Am 31. Juni 2001 waren wir zu Besuch in Stralsund. Da die Parkmöglichkeiten sehr stark beschränkt sind, haben wir unsere Motorräder auf einem überbreiten Fußweg neben den ausgewiesenen Parkplätzen geparkt, um nicht pro Motorrad einen Parkplatz zu belegen. Nachdem wir kurz zu Mittag gegessen hatten, mussten wir feststellen, dass beide Motorräder mit einem Verwarnung von 30,- DM versehen wurden. Darüber waren wir derart verärgert, dass wir uns zu einer Weiterreise nach Rügen entschlossen, um dort unser Geld auszugeben. (...) Wir werden zumindest einen großen Bogen um Stralsund machen und sämtlichen Freunden und Bekannten davon abraten, Stralsund zu besuchen.

 

  wasserzeichen-ganzklein Detlef und Kirsten Beneke - BallHupe 1/2004 - Seite 26

 

Mehr Parkplätze für Motorradfahrer

Wie ich in der Ballhupe lesen konnte, wird wieder mal eine Stadt gekürt. Bravo. Aber die meisten Argumente die ich dort lesen konnte, beziehen sich auf die Verwarnung durch Knöllchen beim Parken. Dies ist m. E. der falsche Aufhänger. Wir dürfen nicht jammern, dass es Gesetze gibt, die das Parken auf Gehwegen verbieten, die Parkscheiben bzw. Parkscheine vorschreiben. Wir müssen darauf aufmerksam machen, dass es zu wenig Kradparkplätze gibt!! In der Stadt in der ich lebe und arbeite, wurden im Rahmen von Neu- und Umgestaltungen der Innenstadt mehrere (ca. 8 Kradparkplätze) entsorgt. Ich bin bis dato immer noch an der Politik dran, sie möge wieder solche Parkplätze einrichten. Wir hatten schon den Gedanken, an einem schönen Samstagmorgen (wenn Markt ist), die Parkplätze in der Innenstadt mit Krädern unter Berücksichtigung der Vorschriften zu belegen. Aber es wird wohl noch ein langer Weg werden, bis die Parkplätze für Kräder wieder da sind.

 

  wasserzeichen-ganzklein Michael Wilczynski - BallHupe 2/2004 - Seite 27

 

Knöllchen

Die motorradunfreundlichste Stadt die ich kenne, ist Bühl/Baden.
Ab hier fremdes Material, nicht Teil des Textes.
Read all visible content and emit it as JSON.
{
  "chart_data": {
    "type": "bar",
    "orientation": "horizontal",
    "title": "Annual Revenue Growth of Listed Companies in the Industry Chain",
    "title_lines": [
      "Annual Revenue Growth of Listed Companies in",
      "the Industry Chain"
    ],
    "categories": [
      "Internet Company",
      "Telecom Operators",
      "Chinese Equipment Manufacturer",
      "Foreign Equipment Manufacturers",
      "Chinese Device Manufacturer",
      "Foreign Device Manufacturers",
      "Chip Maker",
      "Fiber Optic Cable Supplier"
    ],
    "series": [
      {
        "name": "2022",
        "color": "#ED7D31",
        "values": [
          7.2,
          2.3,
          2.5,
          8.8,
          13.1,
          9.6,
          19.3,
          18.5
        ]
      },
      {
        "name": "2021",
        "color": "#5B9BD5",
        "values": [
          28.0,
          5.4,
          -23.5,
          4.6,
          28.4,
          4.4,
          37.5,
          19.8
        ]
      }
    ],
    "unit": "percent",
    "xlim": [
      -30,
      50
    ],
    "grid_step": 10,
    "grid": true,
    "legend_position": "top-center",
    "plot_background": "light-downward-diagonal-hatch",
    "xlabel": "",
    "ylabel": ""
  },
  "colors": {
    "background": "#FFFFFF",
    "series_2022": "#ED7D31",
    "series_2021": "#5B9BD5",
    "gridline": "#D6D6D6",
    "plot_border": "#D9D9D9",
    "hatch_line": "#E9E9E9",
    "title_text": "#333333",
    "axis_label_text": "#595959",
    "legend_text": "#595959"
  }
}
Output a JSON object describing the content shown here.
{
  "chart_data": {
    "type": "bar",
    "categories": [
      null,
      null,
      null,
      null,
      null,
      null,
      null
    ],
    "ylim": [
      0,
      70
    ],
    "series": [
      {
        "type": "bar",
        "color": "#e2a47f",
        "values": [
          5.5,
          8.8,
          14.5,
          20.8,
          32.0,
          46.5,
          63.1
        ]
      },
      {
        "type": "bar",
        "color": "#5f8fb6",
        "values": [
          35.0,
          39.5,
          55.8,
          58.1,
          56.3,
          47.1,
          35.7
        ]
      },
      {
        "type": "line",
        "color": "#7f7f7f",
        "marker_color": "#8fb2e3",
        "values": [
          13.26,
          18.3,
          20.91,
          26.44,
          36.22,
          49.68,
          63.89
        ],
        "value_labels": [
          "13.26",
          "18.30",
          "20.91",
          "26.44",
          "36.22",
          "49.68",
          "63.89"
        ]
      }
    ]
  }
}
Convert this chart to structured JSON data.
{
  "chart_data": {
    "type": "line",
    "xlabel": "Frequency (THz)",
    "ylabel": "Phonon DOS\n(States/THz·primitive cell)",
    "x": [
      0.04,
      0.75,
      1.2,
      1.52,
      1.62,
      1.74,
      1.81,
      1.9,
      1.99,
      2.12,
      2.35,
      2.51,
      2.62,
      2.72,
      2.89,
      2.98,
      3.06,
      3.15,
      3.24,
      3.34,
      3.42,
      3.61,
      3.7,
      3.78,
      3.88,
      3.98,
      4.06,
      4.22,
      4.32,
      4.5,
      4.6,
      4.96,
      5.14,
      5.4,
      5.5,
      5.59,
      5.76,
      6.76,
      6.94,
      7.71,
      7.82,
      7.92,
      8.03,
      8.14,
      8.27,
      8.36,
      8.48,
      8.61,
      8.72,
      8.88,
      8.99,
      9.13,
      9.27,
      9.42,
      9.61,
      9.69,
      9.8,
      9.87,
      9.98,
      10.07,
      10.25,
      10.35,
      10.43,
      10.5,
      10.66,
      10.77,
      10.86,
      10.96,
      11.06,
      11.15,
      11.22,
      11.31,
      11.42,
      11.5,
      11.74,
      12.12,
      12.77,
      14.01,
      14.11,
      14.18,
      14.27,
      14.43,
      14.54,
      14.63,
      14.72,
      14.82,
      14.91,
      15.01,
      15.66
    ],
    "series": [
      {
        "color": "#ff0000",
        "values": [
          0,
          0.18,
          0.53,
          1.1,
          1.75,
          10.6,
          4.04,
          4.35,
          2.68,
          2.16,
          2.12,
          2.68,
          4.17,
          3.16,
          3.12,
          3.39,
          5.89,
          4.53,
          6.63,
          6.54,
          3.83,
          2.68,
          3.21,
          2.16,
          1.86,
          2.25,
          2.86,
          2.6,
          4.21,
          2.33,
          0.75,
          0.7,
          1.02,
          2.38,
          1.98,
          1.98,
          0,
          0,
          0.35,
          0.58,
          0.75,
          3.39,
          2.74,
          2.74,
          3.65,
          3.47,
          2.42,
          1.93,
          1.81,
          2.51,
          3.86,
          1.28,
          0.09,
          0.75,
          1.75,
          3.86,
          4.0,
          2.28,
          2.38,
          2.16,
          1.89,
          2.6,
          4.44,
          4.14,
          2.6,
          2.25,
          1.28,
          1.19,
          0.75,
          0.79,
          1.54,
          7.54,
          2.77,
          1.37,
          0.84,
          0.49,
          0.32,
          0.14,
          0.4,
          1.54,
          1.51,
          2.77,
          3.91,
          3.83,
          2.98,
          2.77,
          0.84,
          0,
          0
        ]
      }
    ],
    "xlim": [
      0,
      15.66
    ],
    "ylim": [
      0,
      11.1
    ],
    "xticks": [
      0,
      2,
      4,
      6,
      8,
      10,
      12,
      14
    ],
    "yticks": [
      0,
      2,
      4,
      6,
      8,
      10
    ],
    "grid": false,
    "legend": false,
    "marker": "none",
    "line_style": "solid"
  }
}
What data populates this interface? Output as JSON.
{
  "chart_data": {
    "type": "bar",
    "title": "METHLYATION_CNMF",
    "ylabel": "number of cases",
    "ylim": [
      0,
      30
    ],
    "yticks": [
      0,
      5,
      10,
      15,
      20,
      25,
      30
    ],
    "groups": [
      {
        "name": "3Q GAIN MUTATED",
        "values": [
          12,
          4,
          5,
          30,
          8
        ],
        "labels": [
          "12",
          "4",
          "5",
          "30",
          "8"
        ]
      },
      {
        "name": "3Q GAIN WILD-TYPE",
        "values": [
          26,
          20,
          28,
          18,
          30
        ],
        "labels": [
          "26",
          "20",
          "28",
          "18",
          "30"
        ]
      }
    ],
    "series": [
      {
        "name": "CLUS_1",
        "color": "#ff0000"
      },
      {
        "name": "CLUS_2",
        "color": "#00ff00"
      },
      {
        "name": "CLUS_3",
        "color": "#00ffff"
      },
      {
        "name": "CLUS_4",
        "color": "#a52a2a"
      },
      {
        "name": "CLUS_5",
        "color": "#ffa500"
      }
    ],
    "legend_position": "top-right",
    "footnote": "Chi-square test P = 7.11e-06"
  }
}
Wenn man in Bühl reinkommt, sind spezielle Parkplätze für Kradfahrer nicht ausgewiesen/vorhanden. Also stellt man sich auf einen gebührenpflichtigen Platz und zieht einen Parkschein. Wenn man zurückkommt, nachdem man den Umsatz der Gastronomie und des Einzelhandels gefördert hat, hat irgendein Hilfssheriff garantiert ein Knöllchen drangemacht, weil die Parkplätze nur für Pkw sind. Man ist natürlich selber schuld, weil man nicht darauf geachtet hat, aber das ist alles andere als motorradfreundlich. Mein Geld lasse ich seitdem überall, nur nicht mehr in Bühl.

 

  wasserzeichen-ganzklein Josef Vollmer - BallHupe 2/2004 - Seite 27

 

Nachtfahrverbote und Halteverbote

Mein Vorschlag für die motorradunfreundlichste Stadt ist Moers. Moers-Zentrum ist durch Dauerbaustellen und überflüssige Busspuren (selbst Busse nutzen diese Spuren nicht) nur im Schritttempo zu erreichen, aber Motorradfahrer werden durch immer neue Schikanen behindert. An der Meerstraße, Nähe Schlosspark (hier wohnt die „bessere“ Gesellschaft), wurde ein Nachtfahrverbot für Motorräder verhängt, am beliebten Treff Eiscafe Adria am Königlichen Hof wurde ein Halteverbot für Motorräder aufgestellt - mit dem Hinweis auf einen abgelegenen Motorrad-Parkplatz (von insgesamt zwei Motorrad-Parkplätzen). Und nun bin ich gespannt, was die neue Saison gegen uns bringt?!

 

  wasserzeichen-ganzklein Uwe Gruszeczka - BallHupe 2/2004 - Seite 27

 

Bitumen und Parken nur im Parkhaus

Ich schlage die Hansestadt Bremen für diesen Orden vor. Bitumen wird hier nur quadratmeterweise ausgelegt und das sehr fleißig, die Kanaldeckel sind aus voll Stahl, Straßenmarkierungen sind 100 Prozent rutschig bei Feuchtigkeit, Straßenbahnschienen sind per Kopfsteinpflaster und Bitumen verlegt.

Parkmöglichkeiten für Bikes bestehen in der Innenstadt nur im Parkhaus. Wer, wenn nicht Bremen, kann sich rühmen, diesen Orden zu bekommen?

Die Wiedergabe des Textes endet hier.